Why has the human rights situation in China gotten so much worse in recent years? Most of the responsibility belongs to the new leader of the Chinese Communist Party. Xi Jinping deliberately models himself after the late Chairman Mao Zedong, who was one of the great mass murderers of the Twentieth Century.

Like Mao, Xi has launched a series of political campaigns against his real and perceived enemies. He has purged hundreds of thousands of officials he suspects of being disloyal, accusing them of corruption.

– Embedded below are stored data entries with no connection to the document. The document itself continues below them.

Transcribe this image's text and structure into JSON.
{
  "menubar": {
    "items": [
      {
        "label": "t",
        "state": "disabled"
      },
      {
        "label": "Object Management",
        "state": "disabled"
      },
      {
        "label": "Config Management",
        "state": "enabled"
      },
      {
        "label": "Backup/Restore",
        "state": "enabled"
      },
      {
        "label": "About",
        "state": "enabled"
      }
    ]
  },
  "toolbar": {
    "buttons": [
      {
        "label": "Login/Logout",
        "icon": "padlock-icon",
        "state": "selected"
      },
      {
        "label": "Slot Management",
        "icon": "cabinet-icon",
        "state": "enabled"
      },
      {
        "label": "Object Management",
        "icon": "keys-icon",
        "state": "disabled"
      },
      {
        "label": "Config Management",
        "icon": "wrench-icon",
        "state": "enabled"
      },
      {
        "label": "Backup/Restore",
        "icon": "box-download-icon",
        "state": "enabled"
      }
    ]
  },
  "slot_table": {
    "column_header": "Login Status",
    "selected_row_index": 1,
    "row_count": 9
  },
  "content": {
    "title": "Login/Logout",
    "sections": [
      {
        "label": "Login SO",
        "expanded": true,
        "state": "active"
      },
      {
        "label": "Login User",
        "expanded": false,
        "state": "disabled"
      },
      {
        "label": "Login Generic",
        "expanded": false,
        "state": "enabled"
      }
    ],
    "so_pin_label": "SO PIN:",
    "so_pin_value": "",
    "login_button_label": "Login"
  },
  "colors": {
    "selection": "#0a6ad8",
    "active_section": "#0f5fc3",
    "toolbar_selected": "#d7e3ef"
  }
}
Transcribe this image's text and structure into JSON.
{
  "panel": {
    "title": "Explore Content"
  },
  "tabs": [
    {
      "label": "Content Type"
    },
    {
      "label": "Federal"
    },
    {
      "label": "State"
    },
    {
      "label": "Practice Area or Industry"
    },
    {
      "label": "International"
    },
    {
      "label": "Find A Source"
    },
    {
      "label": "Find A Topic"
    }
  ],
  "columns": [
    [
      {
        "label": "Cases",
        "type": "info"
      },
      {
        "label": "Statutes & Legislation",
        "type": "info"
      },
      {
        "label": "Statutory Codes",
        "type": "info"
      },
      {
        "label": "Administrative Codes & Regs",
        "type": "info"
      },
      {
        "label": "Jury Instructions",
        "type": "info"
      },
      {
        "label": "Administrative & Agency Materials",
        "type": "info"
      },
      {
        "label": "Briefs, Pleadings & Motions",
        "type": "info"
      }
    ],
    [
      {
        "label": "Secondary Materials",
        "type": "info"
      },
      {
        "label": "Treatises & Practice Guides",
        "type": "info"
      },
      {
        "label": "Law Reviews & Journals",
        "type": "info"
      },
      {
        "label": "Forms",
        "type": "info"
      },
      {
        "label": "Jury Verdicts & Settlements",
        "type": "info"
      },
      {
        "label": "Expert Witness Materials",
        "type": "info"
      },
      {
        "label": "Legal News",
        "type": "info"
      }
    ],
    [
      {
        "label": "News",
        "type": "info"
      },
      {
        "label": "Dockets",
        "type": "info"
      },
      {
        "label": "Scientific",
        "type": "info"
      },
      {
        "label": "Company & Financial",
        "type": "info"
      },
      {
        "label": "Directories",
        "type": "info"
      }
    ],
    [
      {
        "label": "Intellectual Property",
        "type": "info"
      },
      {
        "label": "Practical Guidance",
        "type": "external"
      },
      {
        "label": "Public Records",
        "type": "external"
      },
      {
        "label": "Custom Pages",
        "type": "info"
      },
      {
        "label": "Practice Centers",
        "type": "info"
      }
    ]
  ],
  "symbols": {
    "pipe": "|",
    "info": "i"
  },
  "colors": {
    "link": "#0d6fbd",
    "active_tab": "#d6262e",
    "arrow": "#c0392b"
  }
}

He is tearing down crosses from Christian churches and, in defiance of Rome, anointing his own lapdog Catholic bishops. Under his direction, the Chinese Party-State is carrying out the most severe crackdown on dissidents of all stripes since the persecution that followed the Tiananmen Massacre in 1989.

But there is another factor at work here as well. The United States under Barack Obama is no longer the unapologetic beacon of liberty that it once was. In fact, the current occupant of the Oval Office goes around the world seeming to apologize for America’s very existence.

Our founding documents proclaim to the world that freedom is the universal right of all of God’s children, a message proudly repeated by every president up to the present one. Not so Obama, who would rather accuse the country that elected him of the “sins” of racism, sexism, and neocolonialism than, say, to hold up the Bill of Rights as a charter for all mankind.

If the President of the United States holds his own country and its principles in such disregard, why should the leaders of other nations like China respect our values and institutions?

When is the last time an American president was called “a son of a whore,” as Obama was by Philippine President Rodrigo Duterte? When is the last time an American president was unable to disembark from Air Force One because his Chinese hosts refused to provide the necessary stairway?

One can’t imagine George W. Bush being deliberately insulted by the Chinese this way. Certainly Donald Trump would not have ignored such a provocation. In fact, he made it clear that if the Chinese refused to greet the President of the United States with the proper respect on future trips, he will simply order his pilot to take off again.

Obama, for his part, could have made the lives of China’s imprisoned dissidents – people like Nobel Peace Prize winner Liu Xiaobo, now serving the seventh year of an 11-year prison sentence – better by simply asking about them by name.

But by largely ignoring China’s dissidents, and then going to China anyway, he arguably makes their lives worse.

Obama left China touting the climate change agreement that he and Xi signed. But instead of worrying so much about what the weather might be like a century from now, perhaps he should have tried to help the dissidents who are being arrested, mistreated, and tortured in China this very day?